For decades, scientists have been stumped at how bacteria like E. coli move around. After 50 years, researchers from University of Virginia School of Medicine have cracked the case.
According to their findings, bacteria move by coiling appendages and creating makeshift propellers out of one protein.
“While models have existed for 50 years for how these filaments might form such regular coiled shapes, we have now determined the structure of these filaments in atomic detail,” says Edward Egelman, PhD, from UVA’s Department of Biochemistry and Molecular Genetics. “We can show that these models were wrong, and our new understanding will help pave the way for technologies that could be based upon such miniature propellers.”
To conduct the work, the team used cryo-electron microscopy (cryo-EM) and computer modeling techniques to clearly see the structural components of these propellers on an atomic level, which is what microscopic view lacks and therefore has been a caveat of previous efforts.

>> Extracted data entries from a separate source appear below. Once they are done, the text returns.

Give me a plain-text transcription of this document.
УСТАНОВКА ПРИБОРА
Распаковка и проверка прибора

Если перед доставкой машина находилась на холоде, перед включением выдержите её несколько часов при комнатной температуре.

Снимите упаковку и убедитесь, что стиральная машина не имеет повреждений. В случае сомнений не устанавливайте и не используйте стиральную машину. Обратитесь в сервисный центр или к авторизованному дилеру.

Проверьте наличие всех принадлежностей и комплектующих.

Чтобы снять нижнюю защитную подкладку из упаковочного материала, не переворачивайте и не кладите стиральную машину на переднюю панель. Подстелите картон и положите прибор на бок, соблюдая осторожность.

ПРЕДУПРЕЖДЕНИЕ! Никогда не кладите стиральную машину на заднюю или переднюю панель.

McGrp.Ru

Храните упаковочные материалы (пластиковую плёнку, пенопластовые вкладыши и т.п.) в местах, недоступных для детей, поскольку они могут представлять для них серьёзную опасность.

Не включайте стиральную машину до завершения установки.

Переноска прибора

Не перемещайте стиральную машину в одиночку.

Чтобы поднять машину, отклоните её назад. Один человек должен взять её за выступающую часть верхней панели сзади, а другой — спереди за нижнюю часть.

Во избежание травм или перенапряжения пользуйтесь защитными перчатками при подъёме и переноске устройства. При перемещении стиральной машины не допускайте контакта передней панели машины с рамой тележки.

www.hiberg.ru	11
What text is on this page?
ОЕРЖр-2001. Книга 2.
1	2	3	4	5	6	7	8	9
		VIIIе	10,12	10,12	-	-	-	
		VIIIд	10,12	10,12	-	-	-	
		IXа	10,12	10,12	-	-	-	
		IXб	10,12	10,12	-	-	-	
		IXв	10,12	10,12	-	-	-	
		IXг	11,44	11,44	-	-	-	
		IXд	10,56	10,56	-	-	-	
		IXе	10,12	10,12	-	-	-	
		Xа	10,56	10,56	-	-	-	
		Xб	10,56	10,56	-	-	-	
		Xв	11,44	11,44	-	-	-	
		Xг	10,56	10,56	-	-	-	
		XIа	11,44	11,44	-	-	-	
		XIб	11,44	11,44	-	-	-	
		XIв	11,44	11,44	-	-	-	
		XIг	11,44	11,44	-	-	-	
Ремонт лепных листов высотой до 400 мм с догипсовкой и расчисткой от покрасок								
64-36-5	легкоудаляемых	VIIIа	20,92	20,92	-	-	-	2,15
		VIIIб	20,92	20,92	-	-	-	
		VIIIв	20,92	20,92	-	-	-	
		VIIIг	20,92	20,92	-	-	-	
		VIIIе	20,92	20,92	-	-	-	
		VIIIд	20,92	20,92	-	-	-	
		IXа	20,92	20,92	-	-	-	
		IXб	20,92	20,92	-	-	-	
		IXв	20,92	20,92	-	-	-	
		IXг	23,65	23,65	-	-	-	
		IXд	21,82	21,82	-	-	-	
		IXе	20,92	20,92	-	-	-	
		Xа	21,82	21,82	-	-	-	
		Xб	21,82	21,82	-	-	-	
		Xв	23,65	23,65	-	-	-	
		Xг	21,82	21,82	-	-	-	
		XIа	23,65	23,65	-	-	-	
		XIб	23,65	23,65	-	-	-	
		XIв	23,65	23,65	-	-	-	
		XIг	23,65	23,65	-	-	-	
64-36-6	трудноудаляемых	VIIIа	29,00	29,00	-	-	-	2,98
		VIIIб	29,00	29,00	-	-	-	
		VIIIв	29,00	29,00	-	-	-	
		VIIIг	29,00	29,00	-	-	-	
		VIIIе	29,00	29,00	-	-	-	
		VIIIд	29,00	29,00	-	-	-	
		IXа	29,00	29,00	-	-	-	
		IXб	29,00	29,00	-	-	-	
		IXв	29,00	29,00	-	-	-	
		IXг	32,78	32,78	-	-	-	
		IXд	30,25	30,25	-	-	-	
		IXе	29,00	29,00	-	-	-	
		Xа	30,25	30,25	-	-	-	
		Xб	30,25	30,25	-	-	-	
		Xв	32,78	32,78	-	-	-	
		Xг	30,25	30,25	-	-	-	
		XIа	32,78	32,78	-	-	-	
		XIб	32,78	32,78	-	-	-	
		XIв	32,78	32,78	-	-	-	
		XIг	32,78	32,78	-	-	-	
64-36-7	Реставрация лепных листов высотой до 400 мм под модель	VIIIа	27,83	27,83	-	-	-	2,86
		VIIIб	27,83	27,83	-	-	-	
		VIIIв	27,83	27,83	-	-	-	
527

The appendages that bacteria have are called flagellum, or flagella for plural. They contain thousands of subunits that are all identical, which scientists commonly thought meant that they were long and limber. However if this were true, it would mean that the bacteria couldn’t move since a line can’t generate a spring. It now makes sense that bacteria produce a coiled shape to gain thrusting momentum for spread, which scientists have referred to as “supercoiling.”
Egelman and colleagues successfully discovered that bacteria are able to do this since their flagella is made up of a protein that has the versatility to exist in 11 different ways. Each state that the flagella is in works together to contribute to its coiling ability, forming a corkscrew.
The researchers specifically examined the flagella of Saccharolobus islandicus, which is an archaea and distinct from bacteria. They discovered that the protein shaping the flagellum exists in 10 states and led to corkscrews. These results are consistent with their experiments despite structural differences between archaea and bacteria.
From these findings, the researchers concluded that this amazingly represents “convergent evolution,” which describes when different organisms independently evolve to have the same types of traits.
“As with birds, bats and bees, which have all independently evolved wings for flying, the evolution of bacteria and archaea has converged on a similar solution for swimming in both,” says Egelman. “Since these biological structures emerged on Earth billions of years ago, the 50 years that it has taken to understand them may not seem that long.”
This study is published in the journal Cell.